In an unprecedented move, the U.S. Food and Drug Administration is reopening the matter involving Type 2 diabetes drug, Avandia, which is marketed by GlaxoSmithKline.
Avandia belongs to a class of diabetes drugs called thiazolidinediones that lower blood sugar by decreasing insulin resistance. Since November 2007, Avandia’s United States label has included a black box warning detailing its association with heart attacks. The black box was added after Dr. Steven Nissen of the Cleveland Clinic published a study showing that patients taking Avandia had a 40 percent increase in the risk of cardiovascular disease. Since 2007, more evidence of Avandia’s heart risks has accumulated and thousands of lawsuits have been brought against GlaxoSmithKline over the blockbuster drug. In 2010, the FDA placed severe restrictions on sales of Avandia after determining its heart risks outweighed its benefits.
Today, Avandia is the drug of last resort for those people diagnosed with Type 2 diabetes who are so ill that the for heart attack is considered a risk worth taking, according to The New York Times.
The agency seeks an opinion from a panel of experts concerning whether Avandia’s restrictions should be reconsidered. This is just one of some options put before the committee, said The Times, but that would be a massive policy reversal.
Dr.
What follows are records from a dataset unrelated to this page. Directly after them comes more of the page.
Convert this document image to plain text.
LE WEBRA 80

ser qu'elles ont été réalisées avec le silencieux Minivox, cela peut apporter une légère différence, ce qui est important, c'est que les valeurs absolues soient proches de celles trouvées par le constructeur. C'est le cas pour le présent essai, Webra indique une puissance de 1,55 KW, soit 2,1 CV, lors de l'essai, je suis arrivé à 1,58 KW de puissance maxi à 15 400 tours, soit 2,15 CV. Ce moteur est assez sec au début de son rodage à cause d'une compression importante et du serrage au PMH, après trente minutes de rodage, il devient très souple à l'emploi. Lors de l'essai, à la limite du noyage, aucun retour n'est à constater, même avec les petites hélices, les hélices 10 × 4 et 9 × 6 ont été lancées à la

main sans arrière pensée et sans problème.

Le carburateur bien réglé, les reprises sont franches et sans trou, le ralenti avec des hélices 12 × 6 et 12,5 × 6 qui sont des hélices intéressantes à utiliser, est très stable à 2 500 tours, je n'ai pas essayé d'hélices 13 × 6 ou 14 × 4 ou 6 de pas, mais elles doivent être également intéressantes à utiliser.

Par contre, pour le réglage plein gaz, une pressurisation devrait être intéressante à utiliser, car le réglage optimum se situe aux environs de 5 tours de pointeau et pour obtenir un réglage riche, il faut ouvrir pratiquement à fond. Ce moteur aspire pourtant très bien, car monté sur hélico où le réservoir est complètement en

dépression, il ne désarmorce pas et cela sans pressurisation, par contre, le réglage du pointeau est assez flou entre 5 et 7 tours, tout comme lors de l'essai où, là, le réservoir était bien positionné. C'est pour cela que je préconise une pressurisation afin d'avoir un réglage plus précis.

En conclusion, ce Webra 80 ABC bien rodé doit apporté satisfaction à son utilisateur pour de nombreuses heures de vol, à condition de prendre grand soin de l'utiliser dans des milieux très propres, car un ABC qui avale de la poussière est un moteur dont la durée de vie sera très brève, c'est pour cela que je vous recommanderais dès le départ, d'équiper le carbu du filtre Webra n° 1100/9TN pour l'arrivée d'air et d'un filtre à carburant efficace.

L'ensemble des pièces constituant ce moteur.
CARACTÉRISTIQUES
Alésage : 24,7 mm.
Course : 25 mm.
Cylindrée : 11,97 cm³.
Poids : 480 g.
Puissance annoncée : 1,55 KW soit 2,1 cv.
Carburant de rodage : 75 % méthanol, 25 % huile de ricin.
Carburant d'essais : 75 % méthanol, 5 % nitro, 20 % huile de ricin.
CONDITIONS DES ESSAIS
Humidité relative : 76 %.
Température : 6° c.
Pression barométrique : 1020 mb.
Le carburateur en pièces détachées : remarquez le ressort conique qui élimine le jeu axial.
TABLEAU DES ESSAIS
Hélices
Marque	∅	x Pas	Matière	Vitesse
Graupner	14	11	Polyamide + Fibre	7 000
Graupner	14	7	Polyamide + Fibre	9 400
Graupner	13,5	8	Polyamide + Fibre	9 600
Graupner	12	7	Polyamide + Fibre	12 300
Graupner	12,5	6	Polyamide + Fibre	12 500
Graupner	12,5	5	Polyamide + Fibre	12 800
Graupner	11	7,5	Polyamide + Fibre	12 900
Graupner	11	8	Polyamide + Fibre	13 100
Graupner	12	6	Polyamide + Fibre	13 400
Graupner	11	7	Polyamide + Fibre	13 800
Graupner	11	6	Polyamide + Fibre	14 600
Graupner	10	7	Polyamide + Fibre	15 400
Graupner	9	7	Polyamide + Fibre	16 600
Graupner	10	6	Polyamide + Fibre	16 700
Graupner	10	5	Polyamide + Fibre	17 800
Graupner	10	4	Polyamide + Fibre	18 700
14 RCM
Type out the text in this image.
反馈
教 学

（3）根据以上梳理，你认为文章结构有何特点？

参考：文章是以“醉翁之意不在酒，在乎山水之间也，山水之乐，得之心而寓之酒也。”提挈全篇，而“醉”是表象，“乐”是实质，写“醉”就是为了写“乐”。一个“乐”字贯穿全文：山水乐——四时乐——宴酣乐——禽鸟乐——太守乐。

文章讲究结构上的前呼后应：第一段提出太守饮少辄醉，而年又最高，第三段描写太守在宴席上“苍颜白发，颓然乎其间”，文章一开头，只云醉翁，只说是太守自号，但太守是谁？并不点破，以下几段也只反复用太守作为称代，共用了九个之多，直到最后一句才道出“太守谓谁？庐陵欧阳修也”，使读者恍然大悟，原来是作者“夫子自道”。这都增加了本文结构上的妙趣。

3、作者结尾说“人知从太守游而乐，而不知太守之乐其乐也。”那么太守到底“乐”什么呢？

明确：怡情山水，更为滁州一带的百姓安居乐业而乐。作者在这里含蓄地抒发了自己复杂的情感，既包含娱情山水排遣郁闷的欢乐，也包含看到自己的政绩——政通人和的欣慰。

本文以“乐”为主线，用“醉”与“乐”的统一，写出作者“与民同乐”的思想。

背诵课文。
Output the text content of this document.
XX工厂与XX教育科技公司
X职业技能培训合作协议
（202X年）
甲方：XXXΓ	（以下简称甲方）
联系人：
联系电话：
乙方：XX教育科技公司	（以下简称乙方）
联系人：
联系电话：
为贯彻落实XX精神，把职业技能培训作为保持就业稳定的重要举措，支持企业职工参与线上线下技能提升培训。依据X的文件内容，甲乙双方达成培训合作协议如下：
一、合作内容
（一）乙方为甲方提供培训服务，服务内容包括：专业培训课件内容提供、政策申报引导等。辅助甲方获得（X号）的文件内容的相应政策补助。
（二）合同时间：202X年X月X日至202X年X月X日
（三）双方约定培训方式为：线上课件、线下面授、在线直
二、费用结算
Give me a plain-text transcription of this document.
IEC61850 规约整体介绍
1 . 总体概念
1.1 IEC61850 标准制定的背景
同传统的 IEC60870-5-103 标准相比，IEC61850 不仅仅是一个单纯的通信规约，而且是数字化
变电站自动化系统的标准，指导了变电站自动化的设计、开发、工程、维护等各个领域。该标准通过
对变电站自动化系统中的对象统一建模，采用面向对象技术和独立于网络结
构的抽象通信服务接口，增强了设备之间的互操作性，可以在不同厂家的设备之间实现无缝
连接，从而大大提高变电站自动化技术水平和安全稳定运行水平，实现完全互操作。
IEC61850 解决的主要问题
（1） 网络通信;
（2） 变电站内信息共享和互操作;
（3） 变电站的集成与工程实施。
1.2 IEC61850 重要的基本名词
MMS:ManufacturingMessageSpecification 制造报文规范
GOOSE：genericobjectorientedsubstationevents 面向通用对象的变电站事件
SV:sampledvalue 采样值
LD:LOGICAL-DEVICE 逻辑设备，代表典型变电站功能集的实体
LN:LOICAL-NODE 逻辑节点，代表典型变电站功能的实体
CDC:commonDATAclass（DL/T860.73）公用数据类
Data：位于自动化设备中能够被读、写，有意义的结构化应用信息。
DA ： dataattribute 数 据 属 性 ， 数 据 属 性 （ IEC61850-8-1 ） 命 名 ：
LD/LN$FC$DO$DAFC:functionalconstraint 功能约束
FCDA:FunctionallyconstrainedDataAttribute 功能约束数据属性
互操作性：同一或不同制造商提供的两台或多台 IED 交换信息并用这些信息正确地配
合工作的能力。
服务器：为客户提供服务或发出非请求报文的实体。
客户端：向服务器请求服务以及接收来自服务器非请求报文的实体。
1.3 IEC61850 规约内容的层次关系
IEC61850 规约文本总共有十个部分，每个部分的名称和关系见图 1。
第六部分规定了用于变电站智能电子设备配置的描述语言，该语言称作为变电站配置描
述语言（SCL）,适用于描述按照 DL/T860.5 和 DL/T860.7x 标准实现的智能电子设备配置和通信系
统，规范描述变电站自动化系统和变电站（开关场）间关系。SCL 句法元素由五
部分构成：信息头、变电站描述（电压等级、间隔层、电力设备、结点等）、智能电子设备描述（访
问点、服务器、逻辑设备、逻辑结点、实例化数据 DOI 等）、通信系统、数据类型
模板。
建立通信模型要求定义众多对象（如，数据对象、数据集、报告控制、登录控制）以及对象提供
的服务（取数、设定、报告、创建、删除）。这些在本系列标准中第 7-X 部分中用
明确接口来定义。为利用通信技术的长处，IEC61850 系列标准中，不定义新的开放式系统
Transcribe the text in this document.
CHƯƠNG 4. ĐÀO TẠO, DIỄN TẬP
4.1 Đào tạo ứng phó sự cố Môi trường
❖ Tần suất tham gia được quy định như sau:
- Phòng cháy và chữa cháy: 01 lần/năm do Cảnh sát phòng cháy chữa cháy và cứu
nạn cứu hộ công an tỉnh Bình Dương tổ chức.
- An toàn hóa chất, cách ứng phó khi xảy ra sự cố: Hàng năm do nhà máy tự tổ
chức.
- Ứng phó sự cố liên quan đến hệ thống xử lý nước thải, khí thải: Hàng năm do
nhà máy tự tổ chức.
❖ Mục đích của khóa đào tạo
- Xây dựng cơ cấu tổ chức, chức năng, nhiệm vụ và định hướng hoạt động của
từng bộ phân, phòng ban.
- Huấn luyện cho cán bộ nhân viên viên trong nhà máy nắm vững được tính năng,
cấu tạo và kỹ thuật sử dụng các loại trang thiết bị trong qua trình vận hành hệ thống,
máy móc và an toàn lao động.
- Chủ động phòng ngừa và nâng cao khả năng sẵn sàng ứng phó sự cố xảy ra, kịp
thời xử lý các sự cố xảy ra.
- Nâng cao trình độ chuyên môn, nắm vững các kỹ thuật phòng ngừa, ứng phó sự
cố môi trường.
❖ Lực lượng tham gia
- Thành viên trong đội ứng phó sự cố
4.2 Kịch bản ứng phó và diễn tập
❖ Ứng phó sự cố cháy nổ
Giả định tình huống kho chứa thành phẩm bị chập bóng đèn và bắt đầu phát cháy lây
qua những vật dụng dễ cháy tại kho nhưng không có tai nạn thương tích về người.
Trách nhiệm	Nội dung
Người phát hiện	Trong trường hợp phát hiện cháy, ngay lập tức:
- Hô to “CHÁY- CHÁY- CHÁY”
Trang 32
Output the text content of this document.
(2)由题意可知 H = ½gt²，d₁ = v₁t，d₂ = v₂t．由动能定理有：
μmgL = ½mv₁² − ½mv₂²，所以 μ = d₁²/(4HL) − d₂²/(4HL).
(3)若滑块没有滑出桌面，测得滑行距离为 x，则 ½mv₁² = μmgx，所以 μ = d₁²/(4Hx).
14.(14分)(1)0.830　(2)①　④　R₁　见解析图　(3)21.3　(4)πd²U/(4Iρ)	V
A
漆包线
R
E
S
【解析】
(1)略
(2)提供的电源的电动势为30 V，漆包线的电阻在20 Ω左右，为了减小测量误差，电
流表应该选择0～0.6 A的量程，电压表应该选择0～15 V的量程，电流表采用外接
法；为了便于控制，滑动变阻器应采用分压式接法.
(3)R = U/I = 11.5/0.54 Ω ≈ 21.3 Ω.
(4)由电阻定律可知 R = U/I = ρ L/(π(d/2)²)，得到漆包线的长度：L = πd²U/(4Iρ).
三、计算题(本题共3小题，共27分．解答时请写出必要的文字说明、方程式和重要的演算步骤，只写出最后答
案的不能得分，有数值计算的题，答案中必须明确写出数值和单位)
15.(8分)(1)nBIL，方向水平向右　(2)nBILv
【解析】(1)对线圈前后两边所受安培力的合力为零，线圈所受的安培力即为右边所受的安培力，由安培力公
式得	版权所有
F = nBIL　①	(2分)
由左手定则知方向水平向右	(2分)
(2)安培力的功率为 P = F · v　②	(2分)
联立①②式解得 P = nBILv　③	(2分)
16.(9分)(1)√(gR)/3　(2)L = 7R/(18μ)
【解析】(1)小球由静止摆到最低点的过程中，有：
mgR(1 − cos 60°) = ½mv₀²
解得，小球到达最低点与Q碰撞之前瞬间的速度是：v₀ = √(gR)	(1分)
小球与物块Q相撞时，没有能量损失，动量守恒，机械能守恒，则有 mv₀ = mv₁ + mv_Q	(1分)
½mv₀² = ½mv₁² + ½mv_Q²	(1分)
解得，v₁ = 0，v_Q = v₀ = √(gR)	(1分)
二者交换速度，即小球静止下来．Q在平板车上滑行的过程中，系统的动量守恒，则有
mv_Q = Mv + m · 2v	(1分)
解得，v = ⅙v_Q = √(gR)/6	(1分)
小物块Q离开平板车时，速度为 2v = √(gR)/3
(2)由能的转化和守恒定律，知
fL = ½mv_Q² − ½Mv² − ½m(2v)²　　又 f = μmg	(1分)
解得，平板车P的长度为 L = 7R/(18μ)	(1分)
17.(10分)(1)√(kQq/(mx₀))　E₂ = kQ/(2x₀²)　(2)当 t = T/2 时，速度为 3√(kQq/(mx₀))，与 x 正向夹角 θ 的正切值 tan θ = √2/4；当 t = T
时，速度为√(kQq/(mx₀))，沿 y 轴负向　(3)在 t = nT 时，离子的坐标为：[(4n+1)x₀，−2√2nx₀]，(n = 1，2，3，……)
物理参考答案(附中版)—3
Nissen has long said that Avandia is too dangerous for use in diabetes treatment and is among a group of experts that says that the FDA’s revisiting of this drug is not about protecting patients, but about saving face, according to The Times. “The efforts to whitewash this entire affair is really an unacceptable misuse of their regulatory role,” Dr. Nissen told The Times, adding that he would be “horrified” if the panel recommends removal of current restrictions. “The evidence against this drug is overwhelming,” he said.
Dr. Janet Woodcock, the FDA’s drug official, said this week’s two-day meeting is being convened to look at a review she requested in 2010 of a prior Glaxo clinical trial. “I made the decision last time about Avandia, and it’s not that it was an open-and-shut case,” she told The Times. “What we’re trying to do here is resolve that uncertainty as much as we can with all the available data.”
“It’s turning back the clock,” said Dr. Clifford J. Rosen, director of clinical and translational medicine at the Maine Medical Center in Portland. Dr. Rosen led the 2007 advisory committee on Avandia. “I have no idea why they would revisit this issue. It’s a done deal.” Dr. Nissen, who did not serve on the 2010 panel as been denied his request to speak at this week’s meeting.
Daniel Carpenter, a Harvard political scientist who studies the agency said that the FDA’s request for reanalysis “smacked of venue shopping.” Carpenter pointed out that the move is odd given that one of its own scientists, Dr. Thomas Marciniak, previously conducted an analysis of the trial, finding a number of mistakes that favored Avandia, according to The Times.
Glaxo previously announced that it was paying $3 billion to settle U.S. criminal and civil investigations into whether it marketed the diabetes drug and other medications illegally and agreed to cease marketing Avandia as a treatment for Type 2 diabetes, respecting the demands of the FDA and other regulatory agencies worldwide, which all then believed the drug carried a risk of causing heart attacks and stroke more than other available treatments. Glaxo never noted those risks in any clinical data; however, those filing lawsuits believe the company had been presented ample evidence of those risks.
Glaxo was also the focus of a federal investigation since 2004 over alleged illegal marketing and suppression of negative evidence on the side effects of Avandia and several other of its top-selling drugs. In fact, a previous Bloomberg News report cited a 2007 incident in which a University of North Carolina professor told U.S. officials he was pressured by Glaxo to mute his criticisms of Avandia, specifically related to its link to heart attacks and stroke, ever since the drug was first introduced in America in 1999.